作者，华裔医生 By PAULINE W. CHEN, M.D.
In Search of a Good Doctor
By PAULINE W. CHEN, M.D.
Published: January 8, 2009
In response to my recent column on patients trusting doctors too much, several readers wrote in about the difficulty of finding or sifting through information on doctors and diseases. Many asked for suggestions, so a couple of weeks ago I contacted several nationally respected leaders in family medicine, pediatrics, internal medicine, oncology, surgery and anesthesia and asked them to share their advice on researching doctors and diseases.
Go to Well »Many of the doctors I spoke to or exchanged e-mail with made commonsense suggestions that were not unexpected. They urged patients to find out which doctors their closest friends really like, to ask a prospective doctor questions like how much experience he or she has with a specific condition or operation, and to make sure that as a patient you feel part of a shared decision-making process and comfortable saying how you feel, or that you don’t understand or that you respectfully disagree.
But many of the physicians also shared links to valuable Web sites, several of which I was unfamiliar with. All the sites are free to the public and accessible to anyone with an Internet connection. When I looked at these sites while writing this column, I became really excited as a patient about the amount of information available. For example, one site from the Department of Health and Human Services called Hospital Compare (www.hospitalcompare.hhs.gov) allows you to select three hospitals within a 25-mile radius of your home. It also lets you compare a wide variety of quality indicators, like the percentage of heart failure patients who were given discharge instructions, the percentage of surgery patients given prophylactic antibiotics at the right time, or the percentage of hospitalized patients who felt that doctors or nurses “always” communicated well (the differences among hospitals surprised me).

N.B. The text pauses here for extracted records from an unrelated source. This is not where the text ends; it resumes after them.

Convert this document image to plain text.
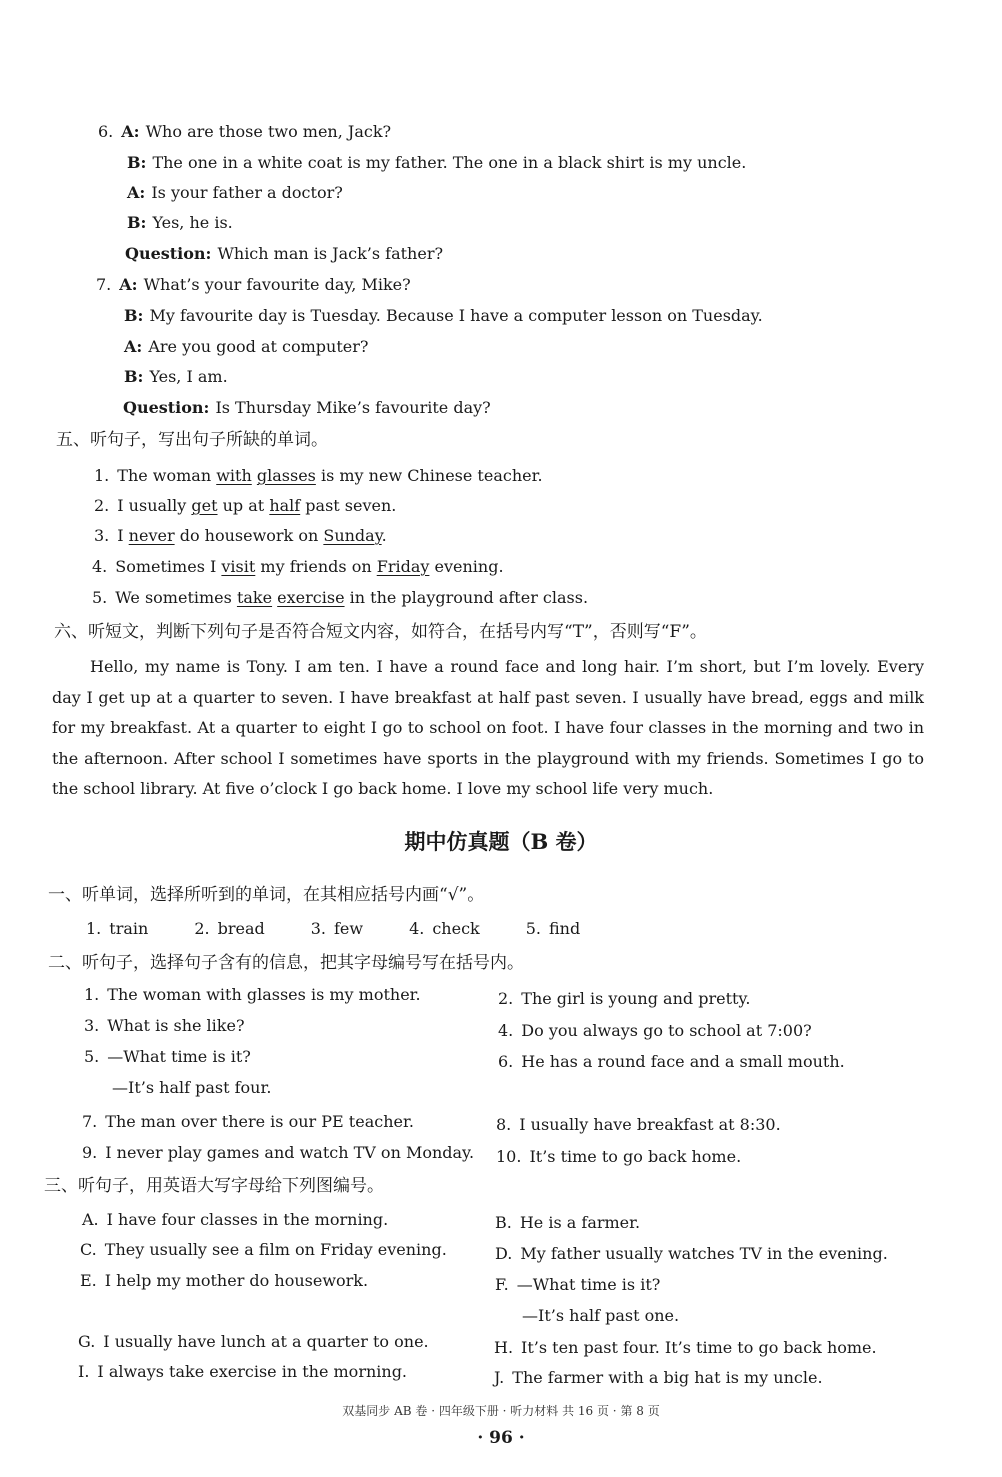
6. A: Who are those two men, Jack?
B: The one in a white coat is my father. The one in a black shirt is my uncle.
A: Is your father a doctor?
B: Yes, he is.
Question: Which man is Jack’s father?
7. A: What’s your favourite day, Mike?
B: My favourite day is Tuesday. Because I have a computer lesson on Tuesday.
A: Are you good at computer?
B: Yes, I am.
Question: Is Thursday Mike’s favourite day?
五、听句子，写出句子所缺的单词。
1. The woman with glasses is my new Chinese teacher.
2. I usually get up at half past seven.
3. I never do housework on Sunday.
4. Sometimes I visit my friends on Friday evening.
5. We sometimes take exercise in the playground after class.
六、听短文，判断下列句子是否符合短文内容，如符合，在括号内写“T”，否则写“F”。
Hello, my name is Tony. I am ten. I have a round face and long hair. I’m short, but I’m lovely. Every day I get up at a quarter to seven. I have breakfast at half past seven. I usually have bread, eggs and milk for my breakfast. At a quarter to eight I go to school on foot. I have four classes in the morning and two in the afternoon. After school I sometimes have sports in the playground with my friends. Sometimes I go to the school library. At five o’clock I go back home. I love my school life very much.
期中仿真题（B 卷）
一、听单词，选择所听到的单词，在其相应括号内画“√”。
1. train	2. bread	3. few	4. check	5. find
二、听句子，选择句子含有的信息，把其字母编号写在括号内。
1. The woman with glasses is my mother.
3. What is she like?
5. —What time is it?
—It’s half past four.
7. The man over there is our PE teacher.
9. I never play games and watch TV on Monday.
2. The girl is young and pretty.
4. Do you always go to school at 7:00?
6. He has a round face and a small mouth.
8. I usually have breakfast at 8:30.
10. It’s time to go back home.
三、听句子，用英语大写字母给下列图编号。
A. I have four classes in the morning.
C. They usually see a film on Friday evening.
E. I help my mother do housework.
G. I usually have lunch at a quarter to one.
I. I always take exercise in the morning.
B. He is a farmer.
D. My father usually watches TV in the evening.
F. —What time is it?
—It’s half past one.
H. It’s ten past four. It’s time to go back home.
J. The farmer with a big hat is my uncle.
双基同步 AB 卷 · 四年级下册 · 听力材料 共 16 页 · 第 8 页
· 96 ·
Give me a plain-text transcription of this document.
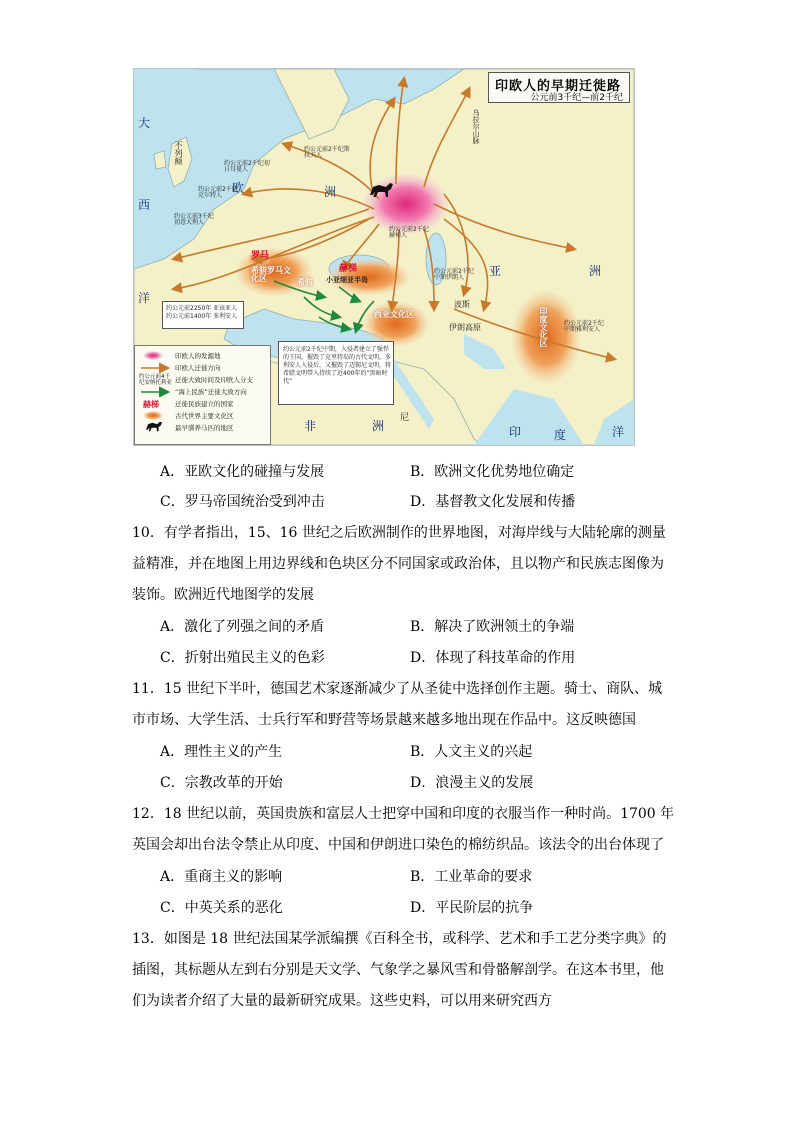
印欧人的早期迁徙路
公元前3千纪—前2千纪
大
西
洋
不列颠
欧	洲
亚	洲
非	洲
尼
印	度	洋
乌拉尔山脉
罗马
希腊罗马文化区	希腊
赫梯
小亚细亚半岛
西亚文化区
波斯
伊朗高原	印度文化区
约公元前2千纪初日耳曼人
约公元前2千纪斯拉夫人
约公元前2千纪克尔特人
约公元前3千纪初意大利人
约公元前2千纪赫梯人
约公元前2千纪中期伊朗人
约公元前2千纪中期雅利安人
约公元前2250年 亚该亚人
约公元前1400年 多利安人
约公元前2千纪中期，入侵者建立了强悍的王国，摧毁了克里特岛的古代文明。多利安人入侵后，又摧毁了迈锡尼文明，将希腊文明带入持续了近400年的“黑暗时代”
印欧人的发源地
印欧人迁徙方向
约公元前4千纪安纳托利亚 迁徙大致时间及印欧人分支
“海上民族”迁徙大致方向
赫梯 迁徙民族建立的国家
古代世界主要文化区
最早驯养马匹的地区
A．亚欧文化的碰撞与发展	B．欧洲文化优势地位确定
C．罗马帝国统治受到冲击	D．基督教文化发展和传播
10．有学者指出，15、16 世纪之后欧洲制作的世界地图，对海岸线与大陆轮廓的测量
益精准，并在地图上用边界线和色块区分不同国家或政治体，且以物产和民族志图像为
装饰。欧洲近代地图学的发展
A．激化了列强之间的矛盾	B．解决了欧洲领土的争端
C．折射出殖民主义的色彩	D．体现了科技革命的作用
11．15 世纪下半叶，德国艺术家逐渐减少了从圣徒中选择创作主题。骑士、商队、城
市市场、大学生活、士兵行军和野营等场景越来越多地出现在作品中。这反映德国
A．理性主义的产生	B．人文主义的兴起
C．宗教改革的开始	D．浪漫主义的发展
12．18 世纪以前，英国贵族和富层人士把穿中国和印度的衣服当作一种时尚。1700 年
英国会却出台法令禁止从印度、中国和伊朗进口染色的棉纺织品。该法令的出台体现了
A．重商主义的影响	B．工业革命的要求
C．中英关系的恶化	D．平民阶层的抗争
13．如图是 18 世纪法国某学派编撰《百科全书，或科学、艺术和手工艺分类字典》的
插图，其标题从左到右分别是天文学、气象学之暴风雪和骨骼解剖学。在这本书里，他
们为读者介绍了大量的最新研究成果。这些史料，可以用来研究西方
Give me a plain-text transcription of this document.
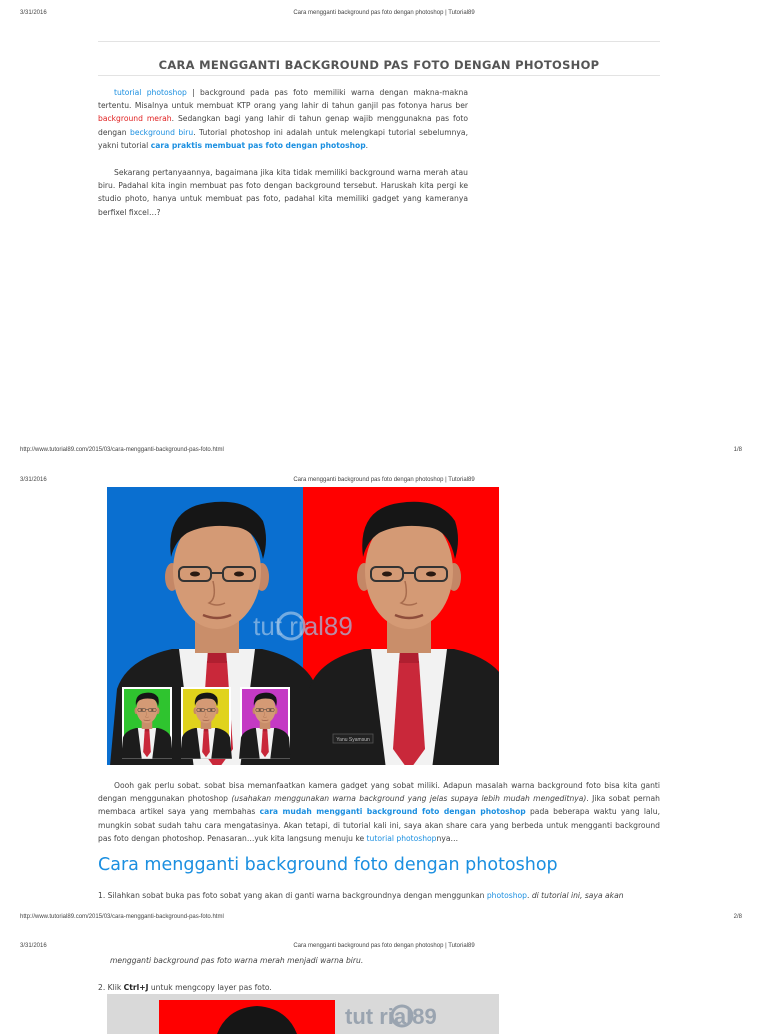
3/31/2016	Cara mengganti background pas foto dengan photoshop | Tutorial89
CARA MENGGANTI BACKGROUND PAS FOTO DENGAN PHOTOSHOP

tutorial photoshop | background pada pas foto memiliki warna dengan makna-makna tertentu. Misalnya untuk membuat KTP orang yang lahir di tahun ganjil pas fotonya harus ber background merah. Sedangkan bagi yang lahir di tahun genap wajib menggunakna pas foto dengan beckground biru. Tutorial photoshop ini adalah untuk melengkapi tutorial sebelumnya, yakni tutorial cara praktis membuat pas foto dengan photoshop.

Sekarang pertanyaannya, bagaimana jika kita tidak memiliki background warna merah atau biru. Padahal kita ingin membuat pas foto dengan background tersebut. Haruskah kita pergi ke studio photo, hanya untuk membuat pas foto, padahal kita memiliki gadget yang kameranya berfixel fixcel…?

http://www.tutorial89.com/2015/03/cara-mengganti-background-pas-foto.html	1/8
3/31/2016	Cara mengganti background pas foto dengan photoshop | Tutorial89
tut rial89
Yanu Syamsun

Oooh gak perlu sobat. sobat bisa memanfaatkan kamera gadget yang sobat miliki. Adapun masalah warna background foto bisa kita ganti dengan menggunakan photoshop (usahakan menggunakan warna background yang jelas supaya lebih mudah mengeditnya). Jika sobat pernah membaca artikel saya yang membahas cara mudah mengganti background foto dengan photoshop pada beberapa waktu yang lalu, mungkin sobat sudah tahu cara mengatasinya. Akan tetapi, di tutorial kali ini, saya akan share cara yang berbeda untuk mengganti background pas foto dengan photoshop. Penasaran…yuk kita langsung menuju ke tutorial photoshopnya…

Cara mengganti background foto dengan photoshop

1. Silahkan sobat buka pas foto sobat yang akan di ganti warna backgroundnya dengan menggunkan photoshop. di tutorial ini, saya akan

http://www.tutorial89.com/2015/03/cara-mengganti-background-pas-foto.html	2/8
3/31/2016	Cara mengganti background pas foto dengan photoshop | Tutorial89

mengganti background pas foto warna merah menjadi warna biru.

2. Klik Ctrl+J untuk mengcopy layer pas foto.

tut rial89
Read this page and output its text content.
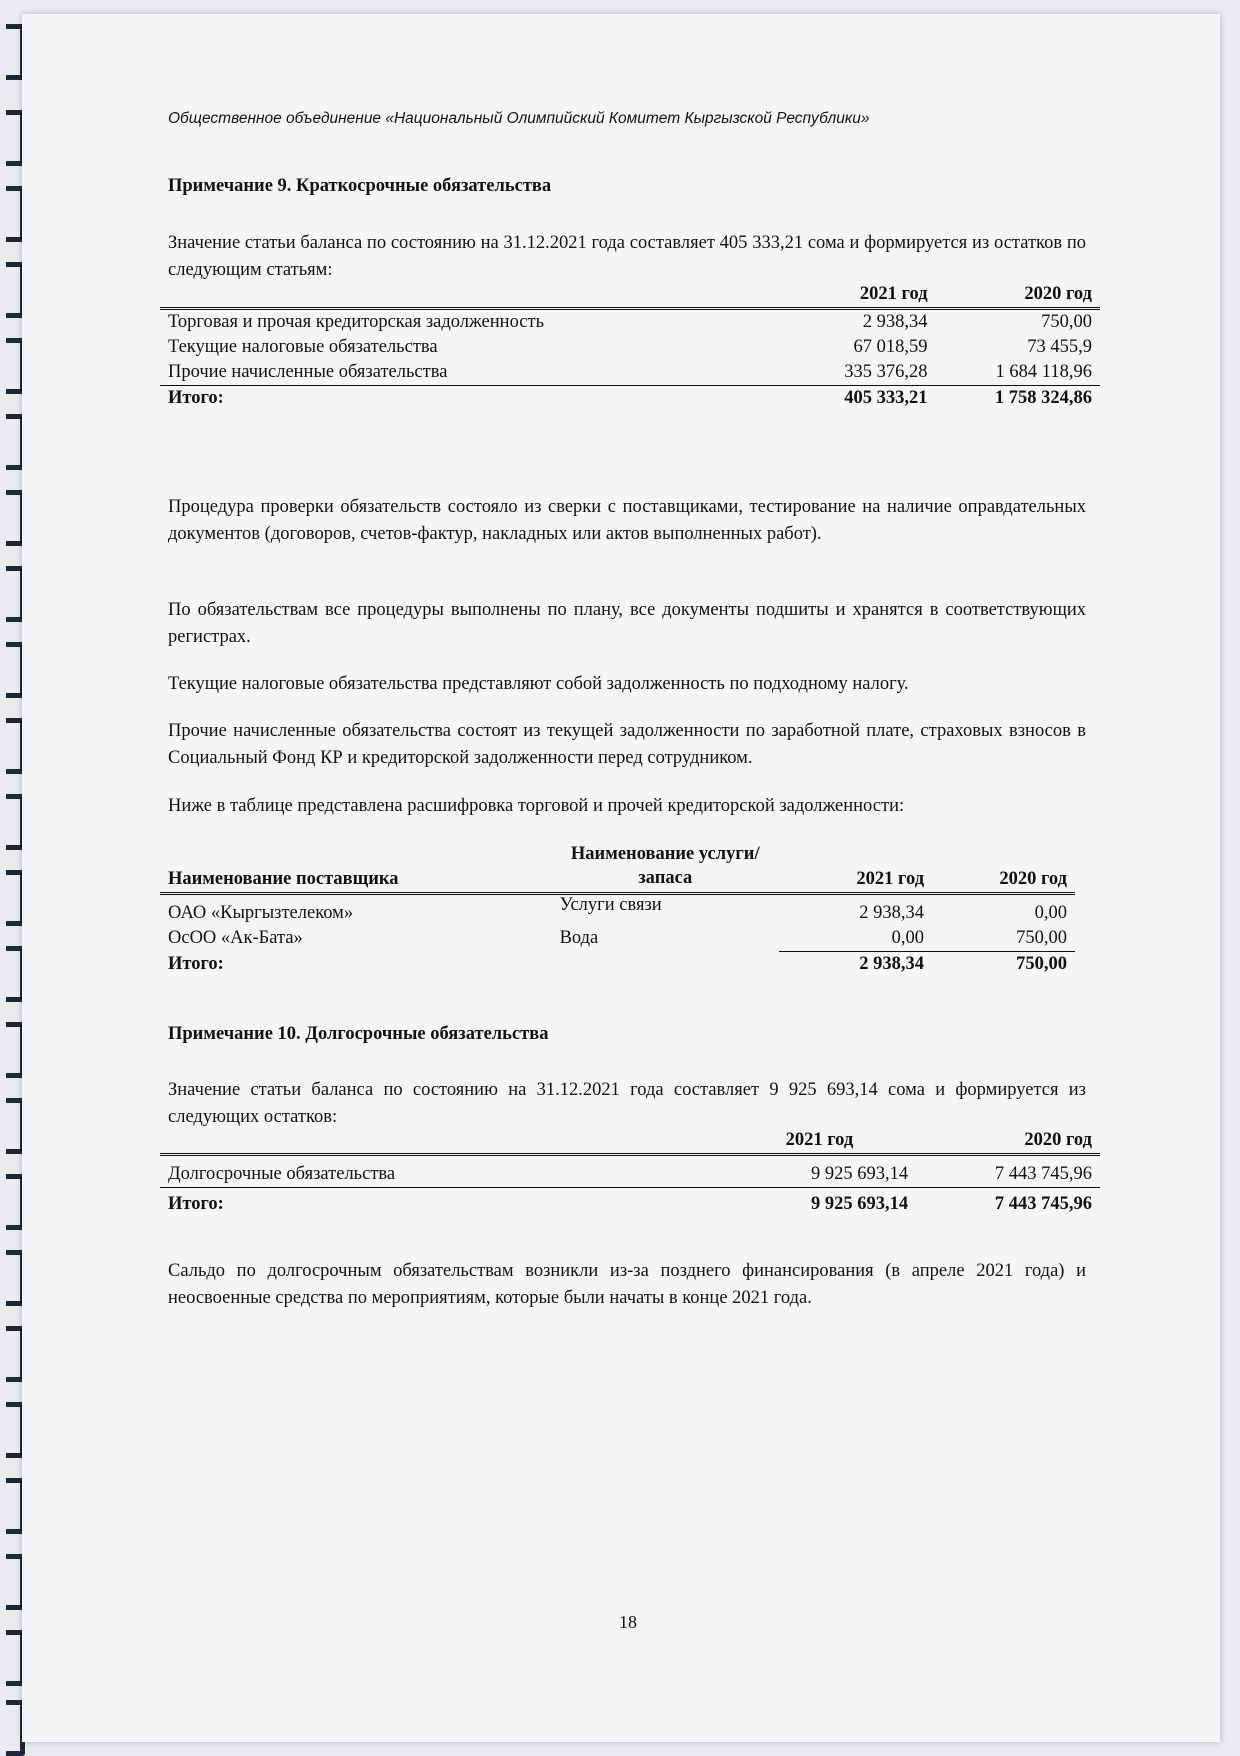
Общественное объединение «Национальный Олимпийский Комитет Кыргызской Республики»
Примечание 9. Краткосрочные обязательства
Значение статьи баланса по состоянию на 31.12.2021 года составляет 405 333,21 сома и формируется из остатков по следующим статьям:
	2021 год	2020 год
Торговая и прочая кредиторская задолженность	2 938,34	750,00
Текущие налоговые обязательства	67 018,59	73 455,9
Прочие начисленные обязательства	335 376,28	1 684 118,96
Итого:	405 333,21	1 758 324,86
Процедура проверки обязательств состояло из сверки с поставщиками, тестирование на наличие оправдательных документов (договоров, счетов-фактур, накладных или актов выполненных работ).
По обязательствам все процедуры выполнены по плану, все документы подшиты и хранятся в соответствующих регистрах.
Текущие налоговые обязательства представляют собой задолженность по подходному налогу.
Прочие начисленные обязательства состоят из текущей задолженности по заработной плате, страховых взносов в Социальный Фонд КР и кредиторской задолженности перед сотрудником.
Ниже в таблице представлена расшифровка торговой и прочей кредиторской задолженности:
Наименование поставщика	Наименование услуги/ запаса	2021 год	2020 год
ОАО «Кыргызтелеком»	Услуги связи	2 938,34	0,00
ОсОО «Ак-Бата»	Вода	0,00	750,00
Итого:		2 938,34	750,00
Примечание 10. Долгосрочные обязательства
Значение статьи баланса по состоянию на 31.12.2021 года составляет 9 925 693,14 сома и формируется из следующих остатков:
	2021 год	2020 год
Долгосрочные обязательства	9 925 693,14	7 443 745,96
Итого:	9 925 693,14	7 443 745,96
Сальдо по долгосрочным обязательствам возникли из-за позднего финансирования (в апреле 2021 года) и неосвоенные средства по мероприятиям, которые были начаты в конце 2021 года.
18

And according to several of the doctors I spoke with, the amount of information available to patients will only increase in the future.
Throughout our conversations and e-mail exchanges, every one of the doctors stressed the importance of patients doing research and becoming an active part of the medical team. “This is a shared responsibility between the physician and the patient for the patient’s health,” said Dr. Ted Epperly, president of the American Academy of Family Physicians.
Dr. Lisa V. Rubinstein, president of the Society of General Internal Medicine, said that sharing in decision-making “will help raise the quality of care given by any clinician, because it will sharpen the focus on the key decision points and help the clinician put a plan in place that the patient understands and agrees with.”
Here is a summary of these experts’ advice and the Web sites they use themselves and recommend to patients, friends and family.
Choosing a Doctor
All the doctors I contacted stressed the invaluable contribution of a good primary care doctor in helping patients identify specialists or other physicians. “I cannot emphasize enough how important it is for every patient to have a trustworthy primary care physician who can help them navigate our challenging, but potentially excellent, health care system,” said Dr. David T. Tayloe Jr., president of the American Academy of Pediatrics.
Primary care doctors can identify qualified subspecialists through local and national networks or professional organizations. “Even for a patient in a distant city,” Dr. Rubinstein said, “I can usually find a local respected colleague who knows someone in the general area.”
When a primary care doctor does not have a recommendation or when the patient does not have a primary care physician to turn to, Dr. Rubinstein advised identifying high quality medical groups or hospitals that “carefully monitor the quality of the clinicians affiliated with them” and that provide “decision support, continuous quality improvement and continuing education to keep their clinicians functioning well.”
Data on hospital and medical group quality is more readily available to the public than information on individual physicians, and Dr. Rubinstein offered several Web sites (see below) that patients can use.
One way to help assess the quality of individual physicians is to establish that a doctor is board certified, Dr. Epperly said. To become board certified, doctors must complete a full residency at an accredited training program, pass written and, depending on the specialty, oral examinations, and provide proof that she or he has experience with a defined set of clinical problems and technical procedures. However, cautioned Dr. Roger A. Moore, president of the American Society of Anesthesiologists, “board certification is one indication, but it’s certainly no guarantee.”